No, it's more about the volume in Beverage Solutions. The SS&T business has really kind of chugged along this year exactly where we expected it to be in terms of the kind of financial performance. I think it's all around volume and Beverage Solutions.

Sarang Vora
Analyst, Telsey Advisory Group

That's great. You know, when it's great to see the acceleration in phase two, but you know, as you start, like, you know, the process of ordering the equipment, are you seeing any supply chain issues with the manufacturing right now, or you still remain on track for opening in the first half? The phase two, will it also open along with in 2024, or will it be a 2025 end, the phase two opening? Just curious.

Scott Ford
Co-founder and CEO, Westrock Coffee Company

We are at this moment in time on time and on budget for first half of 2024 opening of Conway. Roughly 70% of all of that original phase one volume is under contract.
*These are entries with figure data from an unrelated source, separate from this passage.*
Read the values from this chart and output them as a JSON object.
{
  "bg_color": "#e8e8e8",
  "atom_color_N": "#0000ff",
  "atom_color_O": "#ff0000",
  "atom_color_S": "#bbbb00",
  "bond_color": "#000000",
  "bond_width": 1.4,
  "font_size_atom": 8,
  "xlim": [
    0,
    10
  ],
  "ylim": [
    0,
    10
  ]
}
We are opening phase two marketing officially this afternoon after this call. Most of that will come on in late 2024, so you won't see it impact the 2024 numbers, but you will see in 2025 and 2026 EBITDA that under our original thinking, which was all outside of the guesstimates we had to do over the three-year forecast period for our filings, we're talking about EBITDA that we expected to bring on in maybe 2027, 2028, 2029. We're talking about bringing some of that on now in 2025, 2026.

It is additive to the 256 numbers as those assets come on late 2024 is our current thinking. The other material thing in Conway, and we put out a smaller press release on this last week, is that we have brought in two really world-class manufacturing executives, including to be the VP & GM, if you will, of the Conway facility. We went out after the world's finest plant operating leader in the ready-to-drink space that had done these exact products for these exact types of customers in the can and bottle and extract world. Cedric Smith joined our team about six weeks ago now, previously with another firm that did similar kinds of canning and bottling. Nicolas Lorenz has joined us from a large plastic operation in Germany.

He is a world-class seasoned executive, and those two guys are now putting together the team. We've got about a 10 or 12-person senior leadership team in Conway from quality, product development, safety, et cetera, and they're putting that team together. All of that is on time and on schedule as well right now, and we are thrilled to have those two guys and several people that they're bringing on board already.

Sarang Vora
Analyst, Telsey Advisory Group

That's great. Good luck with the progress.

Operator

Thank you. I see no further questions in the queue. I would now like to turn the conference back to Scott Ford for closing remarks.

Scott Ford
Co-founder and CEO, Westrock Coffee Company

All right. Well, we appreciate your interest. We appreciate your support. We'll be around to follow up with questions through the normal course. I think we're gonna be at the Stephens Conference in Nashville on Wednesday, and we look forward to conversations with you as we go into the end of the year. Thanks so much.

Operator

This concludes today's conference call. Thank you all for participating. You may now disconnect and have a pleasant day.